There’s plenty of Christian imagery, a shriveled vampire that looks like the worst California Raisins mascot ever, and elements of satire that would be more funny if there were any time devoted to it at all. There’s mention of an apocalyptic event, but even whether or not it really occurred is unclear by the end. Apparently, this movie was originally supposed to be an Amazon miniseries, and if this the best theatrical cut the filmmakers could come up with, it’s hard to see why they bothered in the first place.

Rating: 1/10

 

Bitter Flowers

Bitter Flowers is all the more grim because its heroine isn’t asking for all that much. Lina (Xi Qi) is a thirtysomething Chinese woman who has a meager but stable existence with her husband and son, but longs for more. So she and her husband take out a few loans so she can go find work in Paris. Once she’s there, she feels confident that she can find enough opportunities to return home and make a better life.

The movie’s quiet power is in just how much it shows. The large amount Lina pays doesn’t even get her to Europe legally; she goes with a tour group and manages to slip away. But once she starts hunting for jobs, she has to face the bitter reality that so many other immigrants have: opportunities are far more scarce than she has been led to believe. The jobs pay too little, demand too much of her, and she finds herself at the mercy of a coldly uncaring upper class who think nothing of taking from those who have little to give. Going home means facing the numerous debts she has accrued, but a chance encounter leads her to a kind of home away from home with a group of women from her region who also found their way to Europe. Then she is shocked when she learns they all prostitute themselves to make ends meet. Lina is as reluctant to follow their example as she is to return home, so she chooses to join their profession. The work is predictably devastating at times, but she manages to adapt and keep the source of her income secret from her loved ones, until her sister-in-law follows her.
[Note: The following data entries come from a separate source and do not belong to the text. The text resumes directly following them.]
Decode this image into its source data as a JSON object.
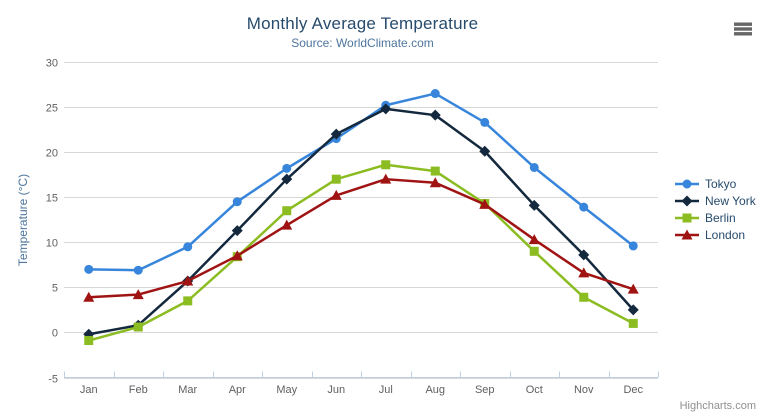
{
  "header": {
    "title": "Monthly Average Temperature",
    "subtitle": "Source: WorldClimate.com"
  },
  "export_menu": {
    "icon": "hamburger-icon",
    "color": "#666666"
  },
  "credits": {
    "text": "Highcharts.com"
  },
  "chart_data": {
    "type": "line",
    "title": "Monthly Average Temperature",
    "subtitle": "Source: WorldClimate.com",
    "categories": [
      "Jan",
      "Feb",
      "Mar",
      "Apr",
      "May",
      "Jun",
      "Jul",
      "Aug",
      "Sep",
      "Oct",
      "Nov",
      "Dec"
    ],
    "xlabel": "",
    "ylabel": "Temperature (°C)",
    "ylim": [
      -5,
      30
    ],
    "ytick_step": 5,
    "grid": true,
    "legend_position": "right",
    "series": [
      {
        "name": "Tokyo",
        "color": "#3886dc",
        "marker": "circle",
        "values": [
          7.0,
          6.9,
          9.5,
          14.5,
          18.2,
          21.5,
          25.2,
          26.5,
          23.3,
          18.3,
          13.9,
          9.6
        ]
      },
      {
        "name": "New York",
        "color": "#14293e",
        "marker": "diamond",
        "values": [
          -0.2,
          0.8,
          5.7,
          11.3,
          17.0,
          22.0,
          24.8,
          24.1,
          20.1,
          14.1,
          8.6,
          2.5
        ]
      },
      {
        "name": "Berlin",
        "color": "#8bbc21",
        "marker": "square",
        "values": [
          -0.9,
          0.6,
          3.5,
          8.4,
          13.5,
          17.0,
          18.6,
          17.9,
          14.3,
          9.0,
          3.9,
          1.0
        ]
      },
      {
        "name": "London",
        "color": "#a01313",
        "marker": "triangle",
        "values": [
          3.9,
          4.2,
          5.7,
          8.5,
          11.9,
          15.2,
          17.0,
          16.6,
          14.2,
          10.3,
          6.6,
          4.8
        ]
      }
    ],
    "style": {
      "grid_color": "#d8d8d8",
      "axis_line_color": "#c0d0e0",
      "tick_color": "#c0d0e0",
      "label_color": "#606060",
      "axis_title_color": "#4d759e",
      "legend_text_color": "#274b6d"
    }
  }
}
Bitter Flowers has the kind of quiet power that films less interested in condemning than in showing how far people with few options will go to improve their constricted circumstances. What makes it more painful is just how small Lina’s dreams are. She may be coming to the west to try to change her life, but it’s clear that neither she or the women around her will ever see it as home. They’re there to make what they can get and leave. And Lina is still relatively privileged compared to others. Unlike the other women she meets, she has a supportive husband, while they are the sole source of support for their dependents. In the end, Bitter Flowers asks, is there any room left for a dream of a better life when it requires so much sacrifice? But then, why should so much be sacrificed in the first place?